Regarding already completed certifications (another concern of the WSJ), if those certifications were of illegally achieved outcomes, there is nothing lost and everything gained by setting them aside. The inconvenience to some of the set-aside isn’t relevant.

One last point. The press is constantly claiming that these efforts are aimed at overturning the election results. This, too, is an Alinsky-esque distortion of impressive magnitude. The results of the election are what the people decided with our collective votes. These efforts—the Texas effort in particular—is about upholding the election results by removing the obstacles of those four States’ illegally conducted election processes. Until those obstacles are removed, we cannot know the people’s choice, we cannot know the election’s outcome.

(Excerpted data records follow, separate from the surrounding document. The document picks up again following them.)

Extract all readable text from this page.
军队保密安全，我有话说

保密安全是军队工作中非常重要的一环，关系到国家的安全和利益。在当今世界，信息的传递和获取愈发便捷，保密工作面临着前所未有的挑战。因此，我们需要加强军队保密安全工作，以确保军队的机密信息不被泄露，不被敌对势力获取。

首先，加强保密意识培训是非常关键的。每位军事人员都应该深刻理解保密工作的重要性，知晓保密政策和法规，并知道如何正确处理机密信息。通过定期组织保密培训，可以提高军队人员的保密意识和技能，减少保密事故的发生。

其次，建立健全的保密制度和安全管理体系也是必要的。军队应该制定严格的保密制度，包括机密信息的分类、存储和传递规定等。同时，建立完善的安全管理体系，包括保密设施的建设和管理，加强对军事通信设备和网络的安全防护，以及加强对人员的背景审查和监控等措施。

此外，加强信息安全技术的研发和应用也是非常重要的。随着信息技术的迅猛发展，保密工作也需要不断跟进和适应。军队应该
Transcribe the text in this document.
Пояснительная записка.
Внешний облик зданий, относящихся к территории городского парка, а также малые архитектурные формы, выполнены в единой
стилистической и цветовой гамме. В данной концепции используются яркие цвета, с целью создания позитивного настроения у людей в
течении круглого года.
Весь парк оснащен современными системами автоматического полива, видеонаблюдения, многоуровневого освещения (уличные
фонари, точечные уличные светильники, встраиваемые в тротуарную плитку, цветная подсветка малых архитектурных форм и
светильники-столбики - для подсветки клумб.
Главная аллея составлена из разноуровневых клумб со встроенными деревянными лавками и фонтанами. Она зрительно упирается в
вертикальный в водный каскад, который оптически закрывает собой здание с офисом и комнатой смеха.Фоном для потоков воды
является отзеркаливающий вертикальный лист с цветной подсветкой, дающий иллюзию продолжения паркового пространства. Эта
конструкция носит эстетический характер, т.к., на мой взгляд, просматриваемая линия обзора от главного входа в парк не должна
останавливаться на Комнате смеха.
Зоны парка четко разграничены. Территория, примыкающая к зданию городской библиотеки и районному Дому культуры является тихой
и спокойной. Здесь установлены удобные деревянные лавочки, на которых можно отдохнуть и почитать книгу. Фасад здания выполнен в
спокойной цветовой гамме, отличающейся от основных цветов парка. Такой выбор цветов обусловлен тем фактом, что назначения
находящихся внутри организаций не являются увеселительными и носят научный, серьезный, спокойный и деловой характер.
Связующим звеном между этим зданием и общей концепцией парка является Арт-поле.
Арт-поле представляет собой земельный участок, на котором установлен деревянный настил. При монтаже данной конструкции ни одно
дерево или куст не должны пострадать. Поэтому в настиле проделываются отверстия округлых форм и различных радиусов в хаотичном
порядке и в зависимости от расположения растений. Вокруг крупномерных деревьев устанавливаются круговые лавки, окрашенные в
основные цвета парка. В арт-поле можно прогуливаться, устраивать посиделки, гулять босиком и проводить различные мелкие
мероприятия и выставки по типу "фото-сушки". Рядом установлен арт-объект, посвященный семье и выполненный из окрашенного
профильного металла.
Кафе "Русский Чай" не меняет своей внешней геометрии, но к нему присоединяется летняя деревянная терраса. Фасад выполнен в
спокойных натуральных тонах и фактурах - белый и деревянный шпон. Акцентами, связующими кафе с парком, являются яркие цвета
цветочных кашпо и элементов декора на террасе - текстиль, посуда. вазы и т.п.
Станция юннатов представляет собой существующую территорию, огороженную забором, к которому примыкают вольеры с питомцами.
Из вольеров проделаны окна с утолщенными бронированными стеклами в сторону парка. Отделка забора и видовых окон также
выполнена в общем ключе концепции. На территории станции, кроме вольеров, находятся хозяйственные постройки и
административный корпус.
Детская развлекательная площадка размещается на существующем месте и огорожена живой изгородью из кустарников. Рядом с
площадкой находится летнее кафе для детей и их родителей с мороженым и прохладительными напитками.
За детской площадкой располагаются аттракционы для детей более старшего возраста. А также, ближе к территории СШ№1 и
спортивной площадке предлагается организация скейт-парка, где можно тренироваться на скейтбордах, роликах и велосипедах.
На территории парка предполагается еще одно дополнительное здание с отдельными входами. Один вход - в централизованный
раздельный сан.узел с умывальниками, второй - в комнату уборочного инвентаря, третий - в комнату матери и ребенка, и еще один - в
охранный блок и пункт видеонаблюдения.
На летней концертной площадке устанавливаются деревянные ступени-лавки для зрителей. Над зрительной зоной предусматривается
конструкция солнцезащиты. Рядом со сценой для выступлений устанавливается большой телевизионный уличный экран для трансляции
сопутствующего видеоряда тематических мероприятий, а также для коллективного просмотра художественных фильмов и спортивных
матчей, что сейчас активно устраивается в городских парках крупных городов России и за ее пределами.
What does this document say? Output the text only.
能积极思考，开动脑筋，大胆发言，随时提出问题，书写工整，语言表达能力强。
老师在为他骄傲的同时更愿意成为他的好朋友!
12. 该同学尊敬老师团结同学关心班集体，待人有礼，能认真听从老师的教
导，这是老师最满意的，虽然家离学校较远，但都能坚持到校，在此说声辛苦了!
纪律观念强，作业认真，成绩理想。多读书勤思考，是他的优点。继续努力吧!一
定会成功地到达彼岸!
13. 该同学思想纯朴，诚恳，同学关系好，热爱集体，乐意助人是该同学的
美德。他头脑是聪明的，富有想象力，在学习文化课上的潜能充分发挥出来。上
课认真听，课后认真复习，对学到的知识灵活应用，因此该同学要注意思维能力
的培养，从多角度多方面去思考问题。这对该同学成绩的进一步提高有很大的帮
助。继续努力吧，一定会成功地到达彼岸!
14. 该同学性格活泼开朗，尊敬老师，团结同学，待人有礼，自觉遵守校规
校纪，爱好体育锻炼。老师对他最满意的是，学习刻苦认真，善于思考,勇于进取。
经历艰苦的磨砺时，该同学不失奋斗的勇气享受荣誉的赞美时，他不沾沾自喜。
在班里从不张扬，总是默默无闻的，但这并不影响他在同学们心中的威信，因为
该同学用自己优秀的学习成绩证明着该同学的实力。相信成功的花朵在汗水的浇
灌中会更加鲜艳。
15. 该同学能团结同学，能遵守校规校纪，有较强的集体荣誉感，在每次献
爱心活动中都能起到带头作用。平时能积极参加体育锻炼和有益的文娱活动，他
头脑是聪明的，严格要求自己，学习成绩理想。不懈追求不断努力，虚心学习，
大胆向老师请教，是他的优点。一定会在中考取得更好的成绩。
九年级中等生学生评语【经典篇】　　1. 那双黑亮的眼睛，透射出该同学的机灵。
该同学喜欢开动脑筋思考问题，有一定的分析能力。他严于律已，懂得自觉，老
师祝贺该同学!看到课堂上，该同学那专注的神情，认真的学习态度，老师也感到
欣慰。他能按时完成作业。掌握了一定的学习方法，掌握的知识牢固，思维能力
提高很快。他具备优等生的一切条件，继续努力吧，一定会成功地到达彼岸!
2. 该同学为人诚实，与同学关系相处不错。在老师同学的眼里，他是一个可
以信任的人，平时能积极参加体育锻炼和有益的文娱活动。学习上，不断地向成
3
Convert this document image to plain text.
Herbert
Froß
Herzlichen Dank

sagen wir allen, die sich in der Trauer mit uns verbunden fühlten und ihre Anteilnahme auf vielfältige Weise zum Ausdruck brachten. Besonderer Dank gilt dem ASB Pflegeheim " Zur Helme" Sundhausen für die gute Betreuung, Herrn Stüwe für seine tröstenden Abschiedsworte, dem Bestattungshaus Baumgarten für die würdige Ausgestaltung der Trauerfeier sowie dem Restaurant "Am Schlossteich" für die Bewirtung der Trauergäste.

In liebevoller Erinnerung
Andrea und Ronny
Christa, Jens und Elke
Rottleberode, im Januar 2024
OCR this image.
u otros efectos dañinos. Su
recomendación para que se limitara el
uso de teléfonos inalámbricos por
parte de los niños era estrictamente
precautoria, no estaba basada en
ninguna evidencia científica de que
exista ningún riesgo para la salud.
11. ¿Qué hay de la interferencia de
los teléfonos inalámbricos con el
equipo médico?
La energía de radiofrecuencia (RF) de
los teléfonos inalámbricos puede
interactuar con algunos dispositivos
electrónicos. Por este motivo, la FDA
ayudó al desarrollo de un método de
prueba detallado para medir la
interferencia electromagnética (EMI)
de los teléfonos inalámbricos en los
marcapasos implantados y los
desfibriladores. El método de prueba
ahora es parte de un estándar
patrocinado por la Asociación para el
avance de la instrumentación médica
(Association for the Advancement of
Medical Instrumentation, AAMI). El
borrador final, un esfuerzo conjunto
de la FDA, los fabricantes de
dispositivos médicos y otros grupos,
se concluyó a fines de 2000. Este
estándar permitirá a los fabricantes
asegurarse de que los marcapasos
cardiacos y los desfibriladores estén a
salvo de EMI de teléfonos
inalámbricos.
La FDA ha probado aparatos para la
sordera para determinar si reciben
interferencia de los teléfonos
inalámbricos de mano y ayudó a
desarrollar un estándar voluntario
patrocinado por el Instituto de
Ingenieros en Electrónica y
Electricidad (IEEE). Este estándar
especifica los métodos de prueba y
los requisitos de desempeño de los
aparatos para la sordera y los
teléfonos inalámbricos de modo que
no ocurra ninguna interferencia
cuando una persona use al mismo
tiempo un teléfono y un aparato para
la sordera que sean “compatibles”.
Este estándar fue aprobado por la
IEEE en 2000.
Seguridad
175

In the event, the Supreme Court declined Friday night to hear Texas’ case.

Legal in LA

Los Angeles County District Attorney George Gascón has decided to pick and choose the laws he’ll work to enforce and the crimes he’ll explicitly excuse. Here’s the Directive Gascon issued to the County Prosecutors. This is the opening of his Section I, Declination of Policy Directive [emphasis in the original]:

The misdemeanor charges specified below shall be declined or dismissed before arraignment and without conditions unless “exceptions” or “factors for consideration” exist.
These charges do not constitute an exhaustive list

Here are the high points of Gascón’s non-exhaustive list:

  • Trespass
  • Disturbing The Peace
  • Driving Without A Valid License
  • Driving On A Suspended License
  • Criminal Threats
  • Resisting Arrest

Here’s what Angelenos are going to face/have to do as a result of Gascón’s legal negligence:

  • deal with trespassers their way rather than wasting precious minutes calling the cops.
  • auto insurance claims are going to skyrocket, and then so will premiums, from letting anyone, under any circumstance or skill, drive and endanger everyone else, pedestrian and motorist.
  • police will be at increased risk—at least those remaining before he abolishes them—from resisters.

This. Is. California.

 

H/t Bill Melugan, investigative correspondent for FOX 11 Los Angeles.